周启明坐在医院附近的便利店里,把报告翻来覆去看了三遍。最后一页写得清清楚楚:依据现有检测结果,排除他与两个孩子之间的生物学父子关系。

双胞胎今年正好5岁。

哥哥叫安安,弟弟叫乐乐。两个孩子从出生起,都是周启明一手抱大的。

他不信,换了一家机构,又做了一次。

第二份报告出来,结论还是一样。

周启明没有立刻回家。他沿着街走了很久,裤脚被雨水打湿,脑子里反复响着两个孩子叫“爸爸”的声音。

事情的起因很小。

幼儿园体检时,老师提醒乐乐有一项血型记录和家长填写的不一致。
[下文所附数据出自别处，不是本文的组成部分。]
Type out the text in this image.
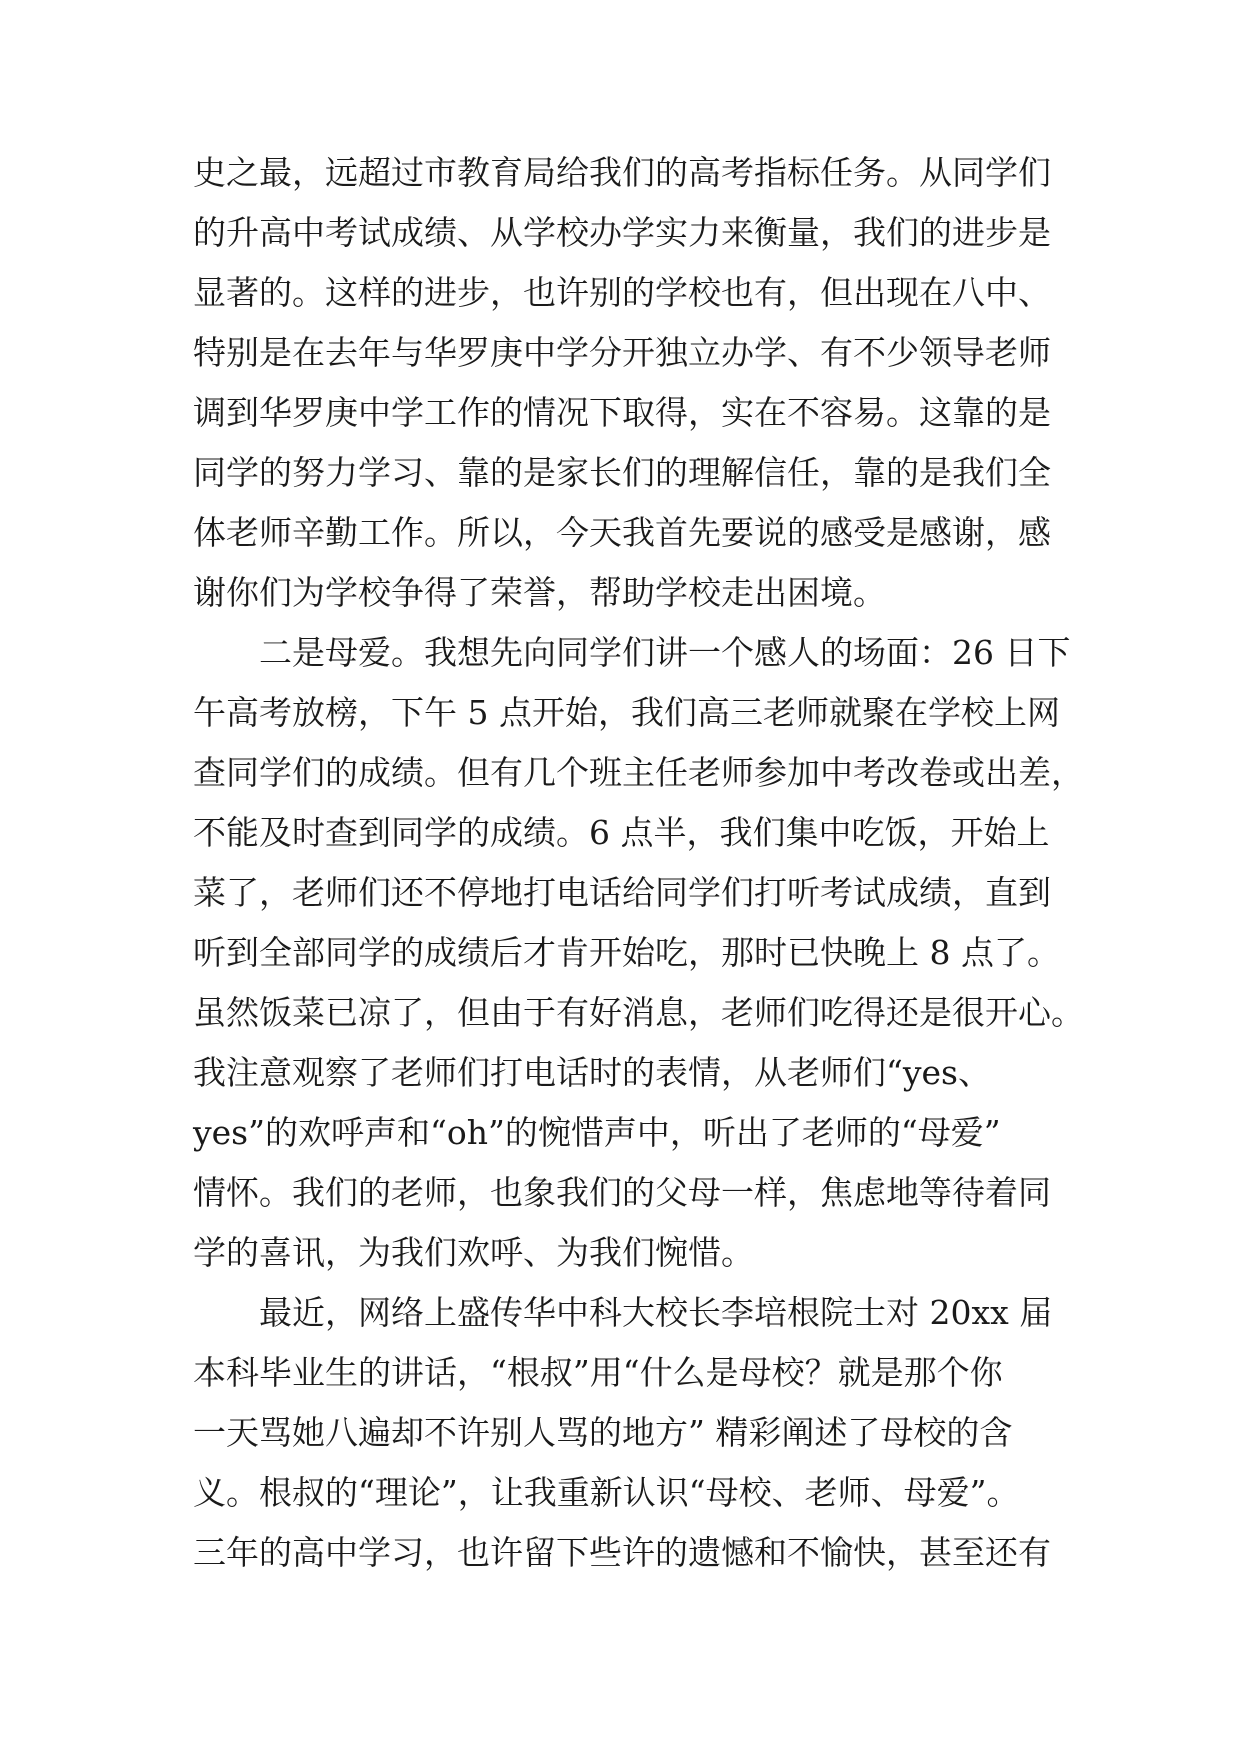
史之最，远超过市教育局给我们的高考指标任务。从同学们
的升高中考试成绩、从学校办学实力来衡量，我们的进步是
显著的。这样的进步，也许别的学校也有，但出现在八中、
特别是在去年与华罗庚中学分开独立办学、有不少领导老师
调到华罗庚中学工作的情况下取得，实在不容易。这靠的是
同学的努力学习、靠的是家长们的理解信任，靠的是我们全
体老师辛勤工作。所以，今天我首先要说的感受是感谢，感
谢你们为学校争得了荣誉，帮助学校走出困境。
　　二是母爱。我想先向同学们讲一个感人的场面：26 日下
午高考放榜，下午 5 点开始，我们高三老师就聚在学校上网
查同学们的成绩。但有几个班主任老师参加中考改卷或出差，
不能及时查到同学的成绩。6 点半，我们集中吃饭，开始上
菜了，老师们还不停地打电话给同学们打听考试成绩，直到
听到全部同学的成绩后才肯开始吃，那时已快晚上 8 点了。
虽然饭菜已凉了，但由于有好消息，老师们吃得还是很开心。
我注意观察了老师们打电话时的表情，从老师们“yes、
yes”的欢呼声和“oh”的惋惜声中，听出了老师的“母爱”
情怀。我们的老师，也象我们的父母一样，焦虑地等待着同
学的喜讯，为我们欢呼、为我们惋惜。
　　最近，网络上盛传华中科大校长李培根院士对 20xx 届
本科毕业生的讲话，“根叔”用“什么是母校？就是那个你
一天骂她八遍却不许别人骂的地方” 精彩阐述了母校的含
义。根叔的“理论”，让我重新认识“母校、老师、母爱”。
三年的高中学习，也许留下些许的遗憾和不愉快，甚至还有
周启明起初没在意,回家翻出出生资料,越看越觉得不对。

他问妻子许岚:“孩子出生时,血型是不是登记错了?”

许岚正给安安洗水果,手里的苹果突然掉进水池。

她捞起来,背对着他说:“医院那么忙,写错也正常。”

就是那一下停顿,让周启明起了疑心。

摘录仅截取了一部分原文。